No pequeno Largo da Liberdade, que no mês de Agosto se enche à conta das Festas de Barrancos, o movimento é agora bem menor, sem touros a correr pelas ruas, nem multidões a fugir à frente deles. É assim o resto do ano nesta vila alentejana. Poucas pessoas, na sua maioria idosas, passam o dia junto à porta de um dos dois clubes recreativos, e alguns mais novos que, teimosamente, resistem às oportunidade de Lisboa e do Porto, fazem-lhes companhia. Mas nem por isso Barrancos perde o seu encanto, antes pelo contrário. É esta a altura ideal para se a conhecer a terra.
Embora lá ver isso
É precisamente do largo central, com casas tipicamente andalusas, que se deve partir à descoberta.
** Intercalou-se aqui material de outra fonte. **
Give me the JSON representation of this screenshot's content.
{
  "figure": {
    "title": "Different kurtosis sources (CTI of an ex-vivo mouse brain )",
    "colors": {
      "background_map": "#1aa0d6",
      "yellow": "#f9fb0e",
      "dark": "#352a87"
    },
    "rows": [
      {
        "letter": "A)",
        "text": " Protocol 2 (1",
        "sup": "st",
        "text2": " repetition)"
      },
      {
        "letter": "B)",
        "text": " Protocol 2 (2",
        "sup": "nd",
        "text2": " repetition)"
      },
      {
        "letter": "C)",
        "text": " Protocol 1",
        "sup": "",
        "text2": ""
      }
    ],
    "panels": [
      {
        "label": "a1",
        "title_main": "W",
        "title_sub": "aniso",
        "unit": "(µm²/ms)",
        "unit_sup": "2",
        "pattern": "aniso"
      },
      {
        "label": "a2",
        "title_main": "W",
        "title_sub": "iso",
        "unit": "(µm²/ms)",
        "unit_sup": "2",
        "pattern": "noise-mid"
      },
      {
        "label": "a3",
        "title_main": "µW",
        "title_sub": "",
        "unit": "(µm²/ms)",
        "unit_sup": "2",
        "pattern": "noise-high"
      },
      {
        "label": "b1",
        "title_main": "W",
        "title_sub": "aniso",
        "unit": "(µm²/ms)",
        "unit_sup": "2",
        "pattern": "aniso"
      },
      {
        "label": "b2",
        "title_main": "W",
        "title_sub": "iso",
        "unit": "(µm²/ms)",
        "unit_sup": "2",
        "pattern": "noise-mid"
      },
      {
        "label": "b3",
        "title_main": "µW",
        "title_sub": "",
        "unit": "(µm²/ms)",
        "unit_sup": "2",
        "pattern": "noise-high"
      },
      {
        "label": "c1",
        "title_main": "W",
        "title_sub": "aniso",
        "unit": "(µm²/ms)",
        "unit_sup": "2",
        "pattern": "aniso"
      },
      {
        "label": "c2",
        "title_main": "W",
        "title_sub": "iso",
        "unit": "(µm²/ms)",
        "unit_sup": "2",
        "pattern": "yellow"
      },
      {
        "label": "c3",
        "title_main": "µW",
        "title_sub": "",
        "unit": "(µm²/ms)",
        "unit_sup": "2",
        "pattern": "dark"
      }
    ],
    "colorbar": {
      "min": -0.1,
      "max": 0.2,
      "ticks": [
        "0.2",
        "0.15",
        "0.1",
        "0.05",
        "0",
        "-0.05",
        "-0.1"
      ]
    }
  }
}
Estacione-se o carro e siga-se a pé, que é a melhor forma de ficar a conhecer tudo aquilo a que se tem direito. Mas é melhor ter algum cuidado com o lugar de estacionamento escolhido. É que aqui, apesar da manifesta falta de movimentação, a GNR não perdoa e empenha-se na multa.
No Largo da Liberdade encontra-se a Igreja Paroquial de Barrancos. Uma bonita construção do século XVIII, onde vale a pena entrar e perder alguns minutos. Lá dentro, uma bonita pintura da Nossa Senhora do Carmo dá cor a uma igreja constituída por quatro capela laterais. Destaque ainda para um retábulo da Senhora das Dores. Uma das peças mais antigas de todo conjunto.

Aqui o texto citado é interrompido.